Multiple daily injection insulin regimen (MDI) represents the most intensive insulin regimen used in the management of people with type 2 diabetes (PwT2D). Its efficacy regarding glycaemic control is counterbalanced by the increased risk of hypoglycaemia, frequently observed tendency to weight gain and necessity for frequent glucose monitoring. Recent introduction of novel antidiabetic medications with pleiotropic effects reaching far beyond the reduction of glycaemia (HbA1c), such as the glucagon-like peptide 1 receptor agonist (GLP-1 RA), has significantly widened the therapeutic options available for management of T2D. Consequently, there is currently a substantial number of PwT2D for whom the MDI regimen was initiated at a time when no other options were available.
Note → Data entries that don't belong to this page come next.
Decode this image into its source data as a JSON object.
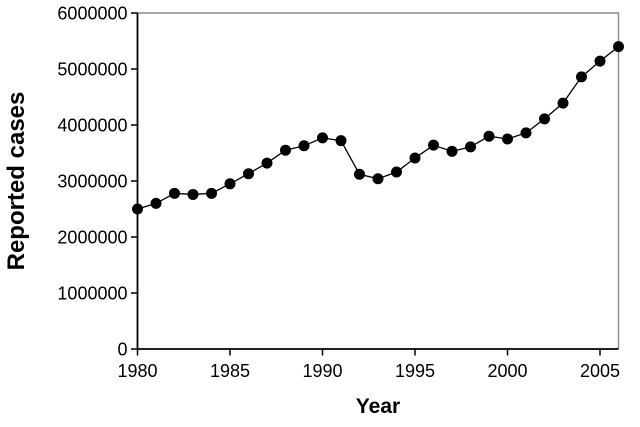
{
  "figure": {
    "background_color": "#ffffff",
    "axis_color": "#000000",
    "border_color": "#8c8c8c"
  },
  "chart_data": {
    "type": "line",
    "title": "",
    "xlabel": "Year",
    "ylabel": "Reported cases",
    "series": [
      {
        "name": "Reported cases",
        "x": [
          1980,
          1981,
          1982,
          1983,
          1984,
          1985,
          1986,
          1987,
          1988,
          1989,
          1990,
          1991,
          1992,
          1993,
          1994,
          1995,
          1996,
          1997,
          1998,
          1999,
          2000,
          2001,
          2002,
          2003,
          2004,
          2005,
          2006
        ],
        "values": [
          2500000,
          2600000,
          2780000,
          2760000,
          2780000,
          2950000,
          3130000,
          3320000,
          3550000,
          3630000,
          3770000,
          3720000,
          3120000,
          3040000,
          3160000,
          3410000,
          3640000,
          3530000,
          3610000,
          3800000,
          3750000,
          3860000,
          4110000,
          4390000,
          4860000,
          5140000,
          5400000
        ]
      }
    ],
    "xlim": [
      1980,
      2006
    ],
    "ylim": [
      0,
      6000000
    ],
    "x_ticks": [
      1980,
      1985,
      1990,
      1995,
      2000,
      2005
    ],
    "y_ticks": [
      0,
      1000000,
      2000000,
      3000000,
      4000000,
      5000000,
      6000000
    ],
    "grid": false,
    "legend": false,
    "marker": "filled-circle",
    "marker_color": "#000000",
    "line_color": "#000000",
    "marker_radius": 5.5
  }
}
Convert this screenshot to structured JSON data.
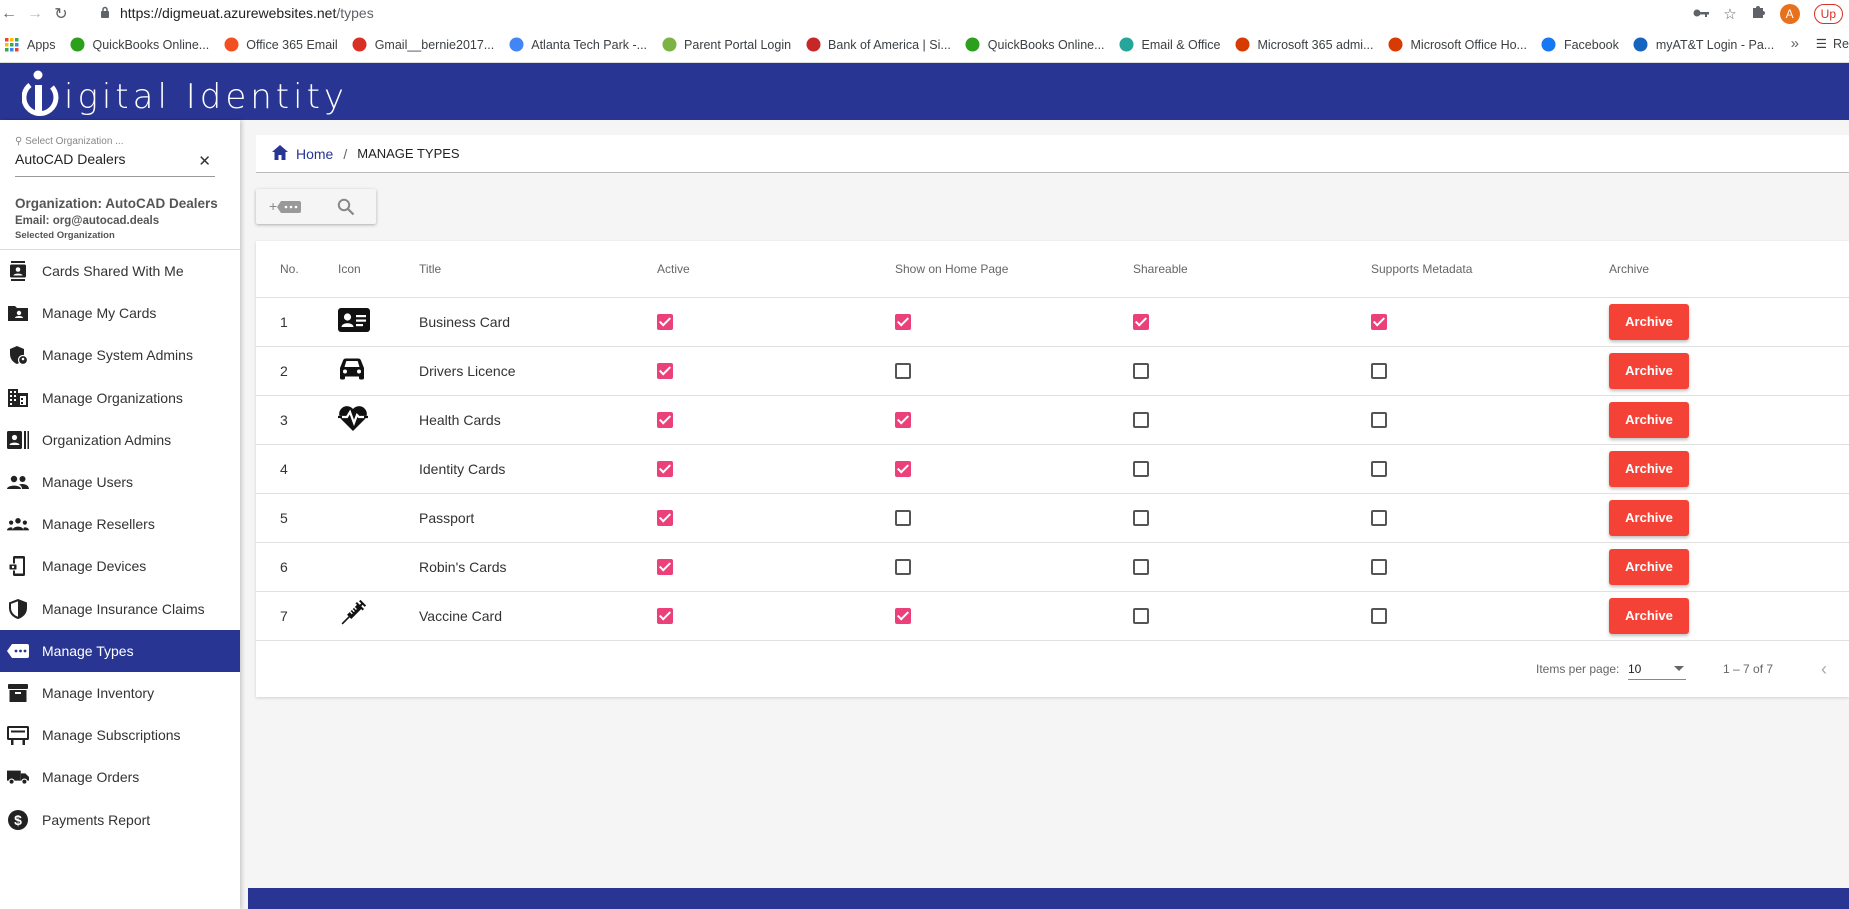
{
  "browser": {
    "url_host": "https://digmeuat.azurewebsites.net",
    "url_path": "/types",
    "avatar_letter": "A",
    "update_label": "Up",
    "bookmarks": [
      {
        "label": "Apps",
        "icon": "apps-grid-icon",
        "color": "#4285f4"
      },
      {
        "label": "QuickBooks Online...",
        "icon": "quickbooks-icon",
        "color": "#2ca01c"
      },
      {
        "label": "Office 365 Email",
        "icon": "microsoft-icon",
        "color": "#f25022"
      },
      {
        "label": "Gmail__bernie2017...",
        "icon": "gmail-icon",
        "color": "#d93025"
      },
      {
        "label": "Atlanta Tech Park -...",
        "icon": "google-icon",
        "color": "#4285f4"
      },
      {
        "label": "Parent Portal Login",
        "icon": "portal-icon",
        "color": "#7cb342"
      },
      {
        "label": "Bank of America | Si...",
        "icon": "boa-icon",
        "color": "#c62828"
      },
      {
        "label": "QuickBooks Online...",
        "icon": "quickbooks-icon",
        "color": "#2ca01c"
      },
      {
        "label": "Email & Office",
        "icon": "email-office-icon",
        "color": "#26a69a"
      },
      {
        "label": "Microsoft 365 admi...",
        "icon": "office-icon",
        "color": "#d83b01"
      },
      {
        "label": "Microsoft Office Ho...",
        "icon": "office-icon",
        "color": "#d83b01"
      },
      {
        "label": "Facebook",
        "icon": "facebook-icon",
        "color": "#1877f2"
      },
      {
        "label": "myAT&T Login - Pa...",
        "icon": "key-icon",
        "color": "#1565c0"
      }
    ],
    "more_label": "»",
    "reading_list_label": "Re"
  },
  "header": {
    "logo_text": "igital Identity"
  },
  "sidebar": {
    "org_placeholder": "Select Organization ...",
    "org_value": "AutoCAD Dealers",
    "org_name": "Organization: AutoCAD Dealers",
    "org_email": "Email: org@autocad.deals",
    "org_selected": "Selected Organization",
    "items": [
      {
        "label": "Cards Shared With Me",
        "icon": "contacts-icon",
        "active": false
      },
      {
        "label": "Manage My Cards",
        "icon": "folder-user-icon",
        "active": false
      },
      {
        "label": "Manage System Admins",
        "icon": "admin-shield-icon",
        "active": false
      },
      {
        "label": "Manage Organizations",
        "icon": "building-icon",
        "active": false
      },
      {
        "label": "Organization Admins",
        "icon": "id-badge-icon",
        "active": false
      },
      {
        "label": "Manage Users",
        "icon": "users-icon",
        "active": false
      },
      {
        "label": "Manage Resellers",
        "icon": "group-icon",
        "active": false
      },
      {
        "label": "Manage Devices",
        "icon": "device-icon",
        "active": false
      },
      {
        "label": "Manage Insurance Claims",
        "icon": "shield-icon",
        "active": false
      },
      {
        "label": "Manage Types",
        "icon": "label-icon",
        "active": true
      },
      {
        "label": "Manage Inventory",
        "icon": "archive-box-icon",
        "active": false
      },
      {
        "label": "Manage Subscriptions",
        "icon": "subscriptions-icon",
        "active": false
      },
      {
        "label": "Manage Orders",
        "icon": "truck-icon",
        "active": false
      },
      {
        "label": "Payments Report",
        "icon": "dollar-icon",
        "active": false
      }
    ]
  },
  "breadcrumb": {
    "home": "Home",
    "separator": "/",
    "current": "MANAGE TYPES"
  },
  "table": {
    "headers": {
      "no": "No.",
      "icon": "Icon",
      "title": "Title",
      "active": "Active",
      "home": "Show on Home Page",
      "shareable": "Shareable",
      "metadata": "Supports Metadata",
      "archive": "Archive"
    },
    "archive_label": "Archive",
    "rows": [
      {
        "no": "1",
        "icon": "business-card-icon",
        "title": "Business Card",
        "active": true,
        "home": true,
        "shareable": true,
        "metadata": true
      },
      {
        "no": "2",
        "icon": "car-icon",
        "title": "Drivers Licence",
        "active": true,
        "home": false,
        "shareable": false,
        "metadata": false
      },
      {
        "no": "3",
        "icon": "heart-pulse-icon",
        "title": "Health Cards",
        "active": true,
        "home": true,
        "shareable": false,
        "metadata": false
      },
      {
        "no": "4",
        "icon": "",
        "title": "Identity Cards",
        "active": true,
        "home": true,
        "shareable": false,
        "metadata": false
      },
      {
        "no": "5",
        "icon": "",
        "title": "Passport",
        "active": true,
        "home": false,
        "shareable": false,
        "metadata": false
      },
      {
        "no": "6",
        "icon": "",
        "title": "Robin's Cards",
        "active": true,
        "home": false,
        "shareable": false,
        "metadata": false
      },
      {
        "no": "7",
        "icon": "syringe-icon",
        "title": "Vaccine Card",
        "active": true,
        "home": true,
        "shareable": false,
        "metadata": false
      }
    ]
  },
  "paginator": {
    "items_per_page_label": "Items per page:",
    "items_per_page": "10",
    "range": "1 – 7 of 7"
  },
  "colors": {
    "primary": "#283593",
    "checkbox": "#ec407a",
    "archive": "#f44336"
  }
}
Yet, in present times, these individuals could benefit from simplified insulin regimens ideally taking advantage of the beneficial effects of the novel classes of antidiabetic medications. iGlarLixi (Suliqua®) is a once-daily fixed-ratio combination of basal insulin analogue glargine 100 U/ml and a GLP-1 RA lixisenatide.

METHODS:

Insulin therapy DE-intensificAtion with iglarLixi (IDEAL) is a six-centre, open-label, parallel-group, active comparator, phase IV randomised controlled trial with a 24-week active treatment period examining the efficacy and safety of MDI regimen de-intensification with once-daily administration of iGlarLixi versus MDI regimen continuation in PwT2D on a backgroud therapy with metformin ± sodium-glucose cotransporter 2 inhibitor. PLANNED

OUTCOMES:

The primary objective is to compare the effects of MDI therapy de-intensification with iGlarLixi versus MDI regimen continuation regarding glycaemic control (HbA1c). Secondary objectives include detailed evaluation of the effects of MDI regimen de-intensification with iGlarLixi on glycaemic control using standardised continuous glucose monitoring (CGM) metrics and self-monitoring of plasma glucose. Furthermore, body weight and body composition analysis, quality of life and safety profile are evaluated. TRIAL REGISTRATION ClinicalTrials.gov, identifier NCT04945070.